CLEVELAND — The Safety Unit is expanding to another Cleveland neighborhood; its mission is to steer kids away from a life of crime.
News 5 Investigators first told you about The Safety Unit earlier this month, the same day we showed you a startling video from a gas station shootout at Lee Road and Miles Avenue.
After Labor Day, the Safety Unit moved into the Central neighborhood on the city’s East Side.
It will be working closely with East Tech High School students.
One mom, whose children are already working with the group, says she sees a difference at home.
Brenda Newsome’s 15-year-old son, Sincere, is in The Safety Unit with his 12-year-old brother.
“Unknowingly, my 12-year-old was the one with the behavioral problem; he needed to be in the program,” Newsome said.
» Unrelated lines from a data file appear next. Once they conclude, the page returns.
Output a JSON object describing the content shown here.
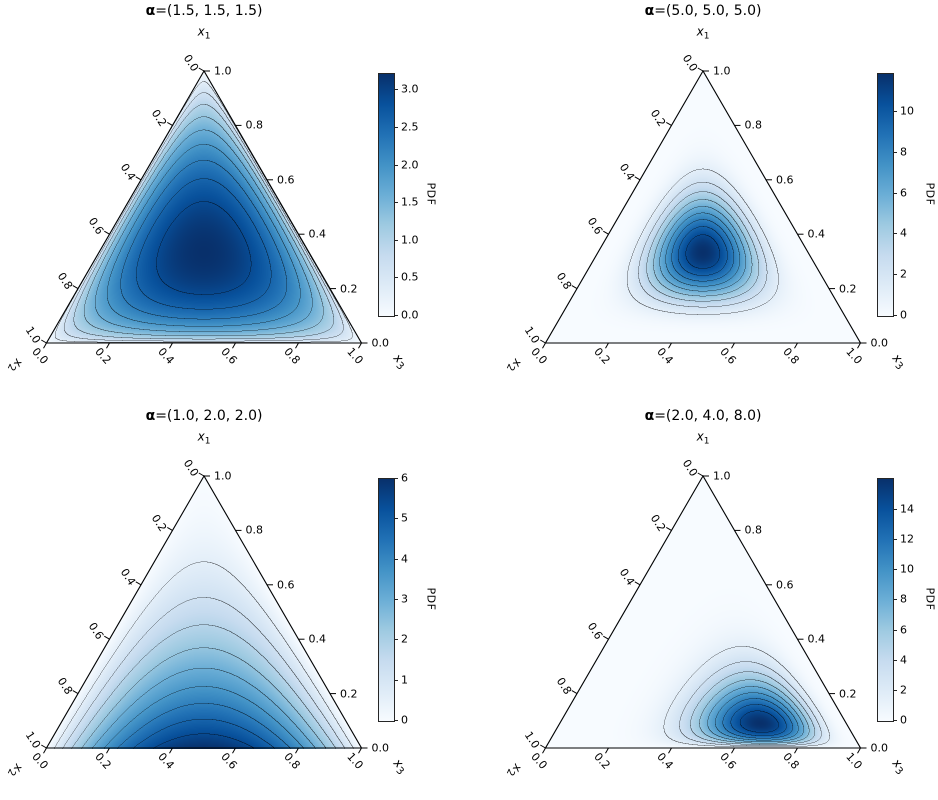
{
  "figure": {
    "background": "#ffffff",
    "grid": [
      2,
      2
    ],
    "colormap": {
      "name": "Blues",
      "stops": [
        "#f7fbff",
        "#deebf7",
        "#c6dbef",
        "#9ecae1",
        "#6baed6",
        "#4292c6",
        "#2171b5",
        "#08519c",
        "#08306b"
      ]
    },
    "contour_line_color": "#1a1a1a",
    "spine_color": "#000000"
  },
  "chart_data": [
    {
      "type": "ternary-contour",
      "distribution": "Dirichlet",
      "title": {
        "bold": "α",
        "rest": "=(1.5, 1.5, 1.5)"
      },
      "alpha": [
        1.5,
        1.5,
        1.5
      ],
      "axis_labels": {
        "top": {
          "base": "x",
          "sub": "1"
        },
        "left": {
          "base": "x",
          "sub": "2"
        },
        "right": {
          "base": "x",
          "sub": "3"
        }
      },
      "left_ticks": [
        "0.0",
        "0.2",
        "0.4",
        "0.6",
        "0.8",
        "1.0"
      ],
      "right_ticks": [
        "1.0",
        "0.8",
        "0.6",
        "0.4",
        "0.2",
        "0.0"
      ],
      "bottom_ticks": [
        "0.0",
        "0.2",
        "0.4",
        "0.6",
        "0.8",
        "1.0"
      ],
      "fill": "smooth-gradient",
      "contour_lines": 9,
      "colorbar": {
        "label": "PDF",
        "ticks": [
          "0.0",
          "0.5",
          "1.0",
          "1.5",
          "2.0",
          "2.5",
          "3.0"
        ],
        "tick_values": [
          0,
          0.5,
          1,
          1.5,
          2,
          2.5,
          3
        ],
        "range_max_approx": 3.22
      }
    },
    {
      "type": "ternary-contour",
      "distribution": "Dirichlet",
      "title": {
        "bold": "α",
        "rest": "=(5.0, 5.0, 5.0)"
      },
      "alpha": [
        5.0,
        5.0,
        5.0
      ],
      "axis_labels": {
        "top": {
          "base": "x",
          "sub": "1"
        },
        "left": {
          "base": "x",
          "sub": "2"
        },
        "right": {
          "base": "x",
          "sub": "3"
        }
      },
      "left_ticks": [
        "0.0",
        "0.2",
        "0.4",
        "0.6",
        "0.8",
        "1.0"
      ],
      "right_ticks": [
        "1.0",
        "0.8",
        "0.6",
        "0.4",
        "0.2",
        "0.0"
      ],
      "bottom_ticks": [
        "0.0",
        "0.2",
        "0.4",
        "0.6",
        "0.8",
        "1.0"
      ],
      "fill": "smooth-gradient",
      "contour_lines": 9,
      "colorbar": {
        "label": "PDF",
        "ticks": [
          "0",
          "2",
          "4",
          "6",
          "8",
          "10"
        ],
        "tick_values": [
          0,
          2,
          4,
          6,
          8,
          10
        ],
        "range_max_approx": 11.9
      }
    },
    {
      "type": "ternary-contour",
      "distribution": "Dirichlet",
      "title": {
        "bold": "α",
        "rest": "=(1.0, 2.0, 2.0)"
      },
      "alpha": [
        1.0,
        2.0,
        2.0
      ],
      "axis_labels": {
        "top": {
          "base": "x",
          "sub": "1"
        },
        "left": {
          "base": "x",
          "sub": "2"
        },
        "right": {
          "base": "x",
          "sub": "3"
        }
      },
      "left_ticks": [
        "0.0",
        "0.2",
        "0.4",
        "0.6",
        "0.8",
        "1.0"
      ],
      "right_ticks": [
        "1.0",
        "0.8",
        "0.6",
        "0.4",
        "0.2",
        "0.0"
      ],
      "bottom_ticks": [
        "0.0",
        "0.2",
        "0.4",
        "0.6",
        "0.8",
        "1.0"
      ],
      "fill": "smooth-gradient",
      "contour_lines": 9,
      "colorbar": {
        "label": "PDF",
        "ticks": [
          "0",
          "1",
          "2",
          "3",
          "4",
          "5",
          "6"
        ],
        "tick_values": [
          0,
          1,
          2,
          3,
          4,
          5,
          6
        ],
        "range_max_approx": 6.0
      }
    },
    {
      "type": "ternary-contour",
      "distribution": "Dirichlet",
      "title": {
        "bold": "α",
        "rest": "=(2.0, 4.0, 8.0)"
      },
      "alpha": [
        2.0,
        4.0,
        8.0
      ],
      "axis_labels": {
        "top": {
          "base": "x",
          "sub": "1"
        },
        "left": {
          "base": "x",
          "sub": "2"
        },
        "right": {
          "base": "x",
          "sub": "3"
        }
      },
      "left_ticks": [
        "0.0",
        "0.2",
        "0.4",
        "0.6",
        "0.8",
        "1.0"
      ],
      "right_ticks": [
        "1.0",
        "0.8",
        "0.6",
        "0.4",
        "0.2",
        "0.0"
      ],
      "bottom_ticks": [
        "0.0",
        "0.2",
        "0.4",
        "0.6",
        "0.8",
        "1.0"
      ],
      "fill": "smooth-gradient",
      "contour_lines": 9,
      "colorbar": {
        "label": "PDF",
        "ticks": [
          "0",
          "2",
          "4",
          "6",
          "8",
          "10",
          "12",
          "14"
        ],
        "tick_values": [
          0,
          2,
          4,
          6,
          8,
          10,
          12,
          14
        ],
        "range_max_approx": 16.0
      }
    }
  ]
}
She wants them to be prepared for anything in life. What scares her is the gun violence in Cleveland.
“It’s real scary because you never know a stray bullet, intentional bullet, just kids wanting to jump somebody,” Newsome said.
Just days ago, a boy the same age as Sincere was critically wounded in a shooting while riding in a stolen KIA.
Something Kareem Smith knows about firsthand after experiencing gun violence himself.
“It hurt my heart, me being a victim of gun violence twice, right?” Smith said.
Earlier this month, News 5 Investigators looked inside The Safety Unit’s summer boot camp in Cleveland's Mt. Pleasant neighborhood.
Smith, the lead coordinator, says some had family members in a gas station shootout just days earlier.
"They all seen what’s happening in their community that shootout that happened at the gas station, and a lot of them was traumatized by that,” Smith said on Aug. 6.
On this day, we met back up with Smith in the Central neighborhood, where the group’s focus will be on East Tech High School.
“We’re not teachers but we’re also not law enforcement we are the uncles brothers and fathers of the community,” Smith said.
The Safety Unit is a violence prevention and intervention program that works with teen boys. It’s one of 14 organizations and programs awarded $1 million in grant money this year through the Cleveland Neighborhood Safety Fund.
The fund was established in 2023 by the city, city council and the Cleveland Foundation.
According to the Cleveland Foundation, The Safety Unit received a $130,000 grant.
The Safety Unit works closely now with several CMSD schools.
“It’s very exciting to expand to the Central neighborhood,” Smith said.
Smith says they’ll help students get safely to and from school and resolve differences that may spill outside the walls.
“The problem at the schools most of the time is not the students, it's what happens between the students that gets carried on outside of the school,” Smith said.
They’ll track students at home, too, and build a rapport with parents.
“To find out what the children need because we know a lot of the kids are carrying a trauma from home,” Smith said.
Newsome sees this as a boys-to-men program that teaches responsibility.
“It gave them something to do and something to look forward to also,” Newsome said.
And she says she’s seeing a difference in her kids.
“They’re doing better at home. They come in and take the trash out. I don't got to say nothing. They come do their chores, come sit down, do their homework. 'Ma, You need anything?” Newsome said.
Smith says he grew up in foster care and has been in the juvenile detention system.
He shares his story with the kids to show how there are consequences for your actions and to be accountable.
News 5 Investigators plan to follow through with them throughout the year to see how the program works.
The Cleveland Foundation says for the 2024 round of grantmaking, the Neighborhood Safety Fund committee utilized data including recent violent crime trends, as evidenced by health indicators and local police data over the past three or more years, to prioritize proposals with services located in the Buckeye-Woodland, Central, Kinsman/Union Miles, Mt. Pleasant, and St. Clair-Superior neighborhoods.